Daftar Haji Berkah Kurban Pertama
Kebiasaan tahunan berkurban saya baru dimulai beberapa tahun usai menikah. Saya bukan orang berlebih hingga bisa gonta-ganti roda empat merek terbaru. Namun, saya telah melatih diri saya sejak muda untuk gemar bersedekah. Dan dengan cara tersebut, saya benar-benar percaya bahwa tidak akan pernah jatuh melarat orang yang gemar memberi.

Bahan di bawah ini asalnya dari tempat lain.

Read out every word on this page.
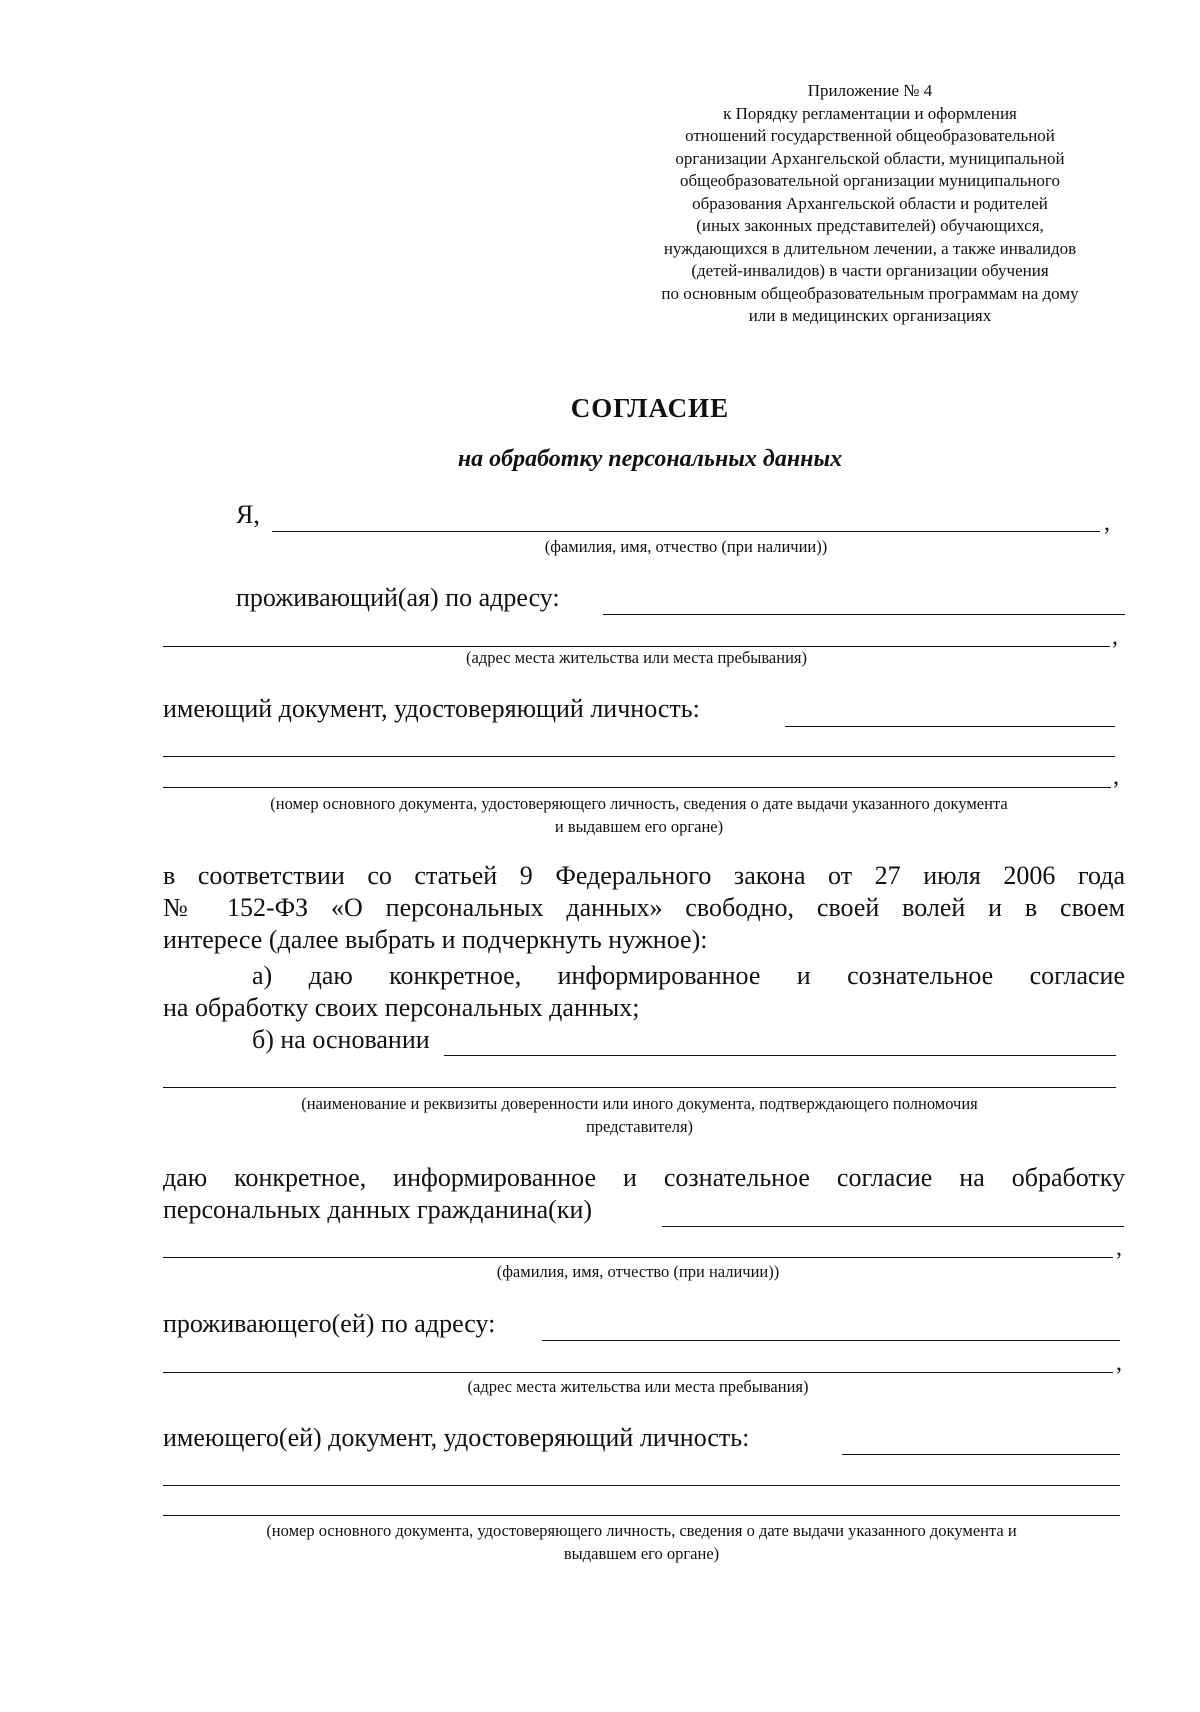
Приложение № 4
к Порядку регламентации и оформления
отношений государственной общеобразовательной
организации Архангельской области, муниципальной
общеобразовательной организации муниципального
образования Архангельской области и родителей
(иных законных представителей) обучающихся,
нуждающихся в длительном лечении, а также инвалидов
(детей-инвалидов) в части организации обучения
по основным общеобразовательным программам на дому
или в медицинских организациях
СОГЛАСИЕ
на обработку персональных данных
Я,	,
(фамилия, имя, отчество (при наличии))
проживающий(ая) по адресу:
,
(адрес места жительства или места пребывания)
имеющий документ, удостоверяющий личность:
,
(номер основного документа, удостоверяющего личность, сведения о дате выдачи указанного документа
и выдавшем его органе)
в соответствии со статьей 9 Федерального закона от 27 июля 2006 года
№ 152-ФЗ «О персональных данных» свободно, своей волей и в своем
интересе (далее выбрать и подчеркнуть нужное):
а) даю конкретное, информированное и сознательное согласие
на обработку своих персональных данных;
б) на основании
(наименование и реквизиты доверенности или иного документа, подтверждающего полномочия
представителя)
даю конкретное, информированное и сознательное согласие на обработку
персональных данных гражданина(ки)
,
(фамилия, имя, отчество (при наличии))
проживающего(ей) по адресу:
,
(адрес места жительства или места пребывания)
имеющего(ей) документ, удостоверяющий личность:
(номер основного документа, удостоверяющего личность, сведения о дате выдачи указанного документа и
выдавшем его органе)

Pilihan agar gemar bersedekah saya mulai sejak di bangku Aliyah. Yang mana, waktu itu, Kiai saya, K.H. Ahmad Nafi’ Abdillah Kajen Pati, sering mewanti-wanti kepada santrinya agar melatih diri supaya senang bersedekah. Beliau berkata: “Meski kamu belum menikah, niati sedekahmu itu untuk anak-anak dan istrimu. Agar kelak kamu diberi keturunan yang salih salehah dan keluarga sakinah.”
Dan hal ajaib terjadi pada kurban pertama saya.
Waktu itu, usai melihat kambing kurban saya yang terlihat paling besar di halaman masjid, hati saya begitu berbunga-bunga. Maklum saja, kambing yang saya kurbankan waktu itu bisa buat beli 3 ekor kambing yang sudah layak untuk dibuat kurban. Namun, pilihan dan kemantapan hati saya memilih lain; lebih baik satu kambing tapi yang paling istimewa.
Ternyata, pilihan prinsip saya tersebut dibenarkan oleh Gus Baha.
Dalam salah satu tayangan YouTube beliau, beliau menyarankan agar orang Islam lebih memilih satu ekor kambing ketimbang satu sapi untuk tujuh orang.
Oh ya, kembali pada kisah kurban pertama saya …. Usai hati saya begitu berbunga-bunga, saya kok tiba-tiba mengantuk. Dan tidurlah saya.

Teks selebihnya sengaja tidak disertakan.